Technical information
- Licensing authority: FCC
- Facility ID: 164278
- Class: C1
- ERP: 18,000 watts
- HAAT: 324.1 meters (1,063 ft)
- Transmitter coordinates: 41°40′46″N 107°14′8″W﻿ / ﻿41.67944°N 107.23556°W

Links
- Public license information: Public file; LMS;
- Webcast: Listen live
- Website: bigfoot99.com

= KTGA =

KTGA (99.3 FM) is a radio station licensed to Saratoga, Wyoming, United States. The station is owned by Toga Radio LLC and carries a classic rock format.
==History==
KTGA received its construction permit on February 22, 2005. The station was transferred to Toga Radio LLC in 2007. The station's transmitter is located on Chokecherry Knob, south of Rawlins.

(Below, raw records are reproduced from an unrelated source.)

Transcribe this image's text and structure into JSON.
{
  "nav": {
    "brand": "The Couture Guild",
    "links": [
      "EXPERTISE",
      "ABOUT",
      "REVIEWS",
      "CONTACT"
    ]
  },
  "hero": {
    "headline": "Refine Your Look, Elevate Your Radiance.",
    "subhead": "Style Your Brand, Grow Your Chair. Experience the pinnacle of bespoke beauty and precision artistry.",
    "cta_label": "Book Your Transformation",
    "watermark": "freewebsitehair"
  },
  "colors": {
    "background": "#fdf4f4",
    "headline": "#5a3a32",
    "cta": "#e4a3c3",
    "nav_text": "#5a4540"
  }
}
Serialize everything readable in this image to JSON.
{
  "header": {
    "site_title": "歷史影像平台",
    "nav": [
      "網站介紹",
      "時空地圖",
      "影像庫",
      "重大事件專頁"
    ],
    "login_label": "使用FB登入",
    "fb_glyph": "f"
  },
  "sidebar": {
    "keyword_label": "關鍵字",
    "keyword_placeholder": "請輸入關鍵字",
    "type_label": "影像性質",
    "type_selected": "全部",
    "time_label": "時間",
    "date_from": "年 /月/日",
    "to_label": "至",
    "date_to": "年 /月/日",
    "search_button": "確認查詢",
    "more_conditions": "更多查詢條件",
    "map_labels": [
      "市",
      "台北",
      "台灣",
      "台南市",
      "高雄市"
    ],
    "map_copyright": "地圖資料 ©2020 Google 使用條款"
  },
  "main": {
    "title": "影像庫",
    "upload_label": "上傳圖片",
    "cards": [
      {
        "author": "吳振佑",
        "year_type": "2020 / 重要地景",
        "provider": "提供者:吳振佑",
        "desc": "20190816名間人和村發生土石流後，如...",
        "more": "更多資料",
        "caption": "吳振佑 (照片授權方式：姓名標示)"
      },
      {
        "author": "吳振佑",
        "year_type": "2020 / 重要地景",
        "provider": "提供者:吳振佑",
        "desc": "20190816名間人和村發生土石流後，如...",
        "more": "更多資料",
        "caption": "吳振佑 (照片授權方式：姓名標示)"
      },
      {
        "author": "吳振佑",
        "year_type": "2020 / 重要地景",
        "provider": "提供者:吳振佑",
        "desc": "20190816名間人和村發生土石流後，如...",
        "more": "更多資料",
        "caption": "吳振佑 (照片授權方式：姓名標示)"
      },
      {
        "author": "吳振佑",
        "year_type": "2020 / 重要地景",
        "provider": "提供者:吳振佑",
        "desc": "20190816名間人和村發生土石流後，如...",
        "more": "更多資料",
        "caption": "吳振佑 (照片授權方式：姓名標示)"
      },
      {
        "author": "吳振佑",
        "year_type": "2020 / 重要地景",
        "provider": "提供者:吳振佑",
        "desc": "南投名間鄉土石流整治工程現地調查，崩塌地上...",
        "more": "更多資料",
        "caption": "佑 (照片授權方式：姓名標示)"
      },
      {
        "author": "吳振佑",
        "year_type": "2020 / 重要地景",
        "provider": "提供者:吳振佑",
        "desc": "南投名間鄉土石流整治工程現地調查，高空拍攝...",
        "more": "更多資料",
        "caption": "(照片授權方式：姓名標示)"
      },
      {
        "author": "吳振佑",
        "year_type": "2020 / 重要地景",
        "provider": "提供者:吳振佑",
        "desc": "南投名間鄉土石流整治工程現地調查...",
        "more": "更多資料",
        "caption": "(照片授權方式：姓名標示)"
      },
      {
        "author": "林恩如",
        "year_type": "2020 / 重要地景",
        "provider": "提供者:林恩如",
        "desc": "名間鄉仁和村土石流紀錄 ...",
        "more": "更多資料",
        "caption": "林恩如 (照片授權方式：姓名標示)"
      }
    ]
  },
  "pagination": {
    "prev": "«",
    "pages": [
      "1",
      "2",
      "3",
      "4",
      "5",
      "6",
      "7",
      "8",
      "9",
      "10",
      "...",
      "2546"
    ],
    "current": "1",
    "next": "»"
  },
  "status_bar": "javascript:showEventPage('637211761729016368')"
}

KTGA is joined on the mountain by Wyoming Public Radio's KUWI 89.9, and K206AJ 89.1, licensed to Sinclair, Wyoming but also operated by Wyoming Public Radio.

The station has consistently won awards. In 2017, the station received the Wyoming Association of Broadcasters award for Small Market Station of the Year. In 2022, the station won an award for its website and use of Facebook.

KTGA and KBDY share a studio at 1108 W. Bridge Street in Saratoga.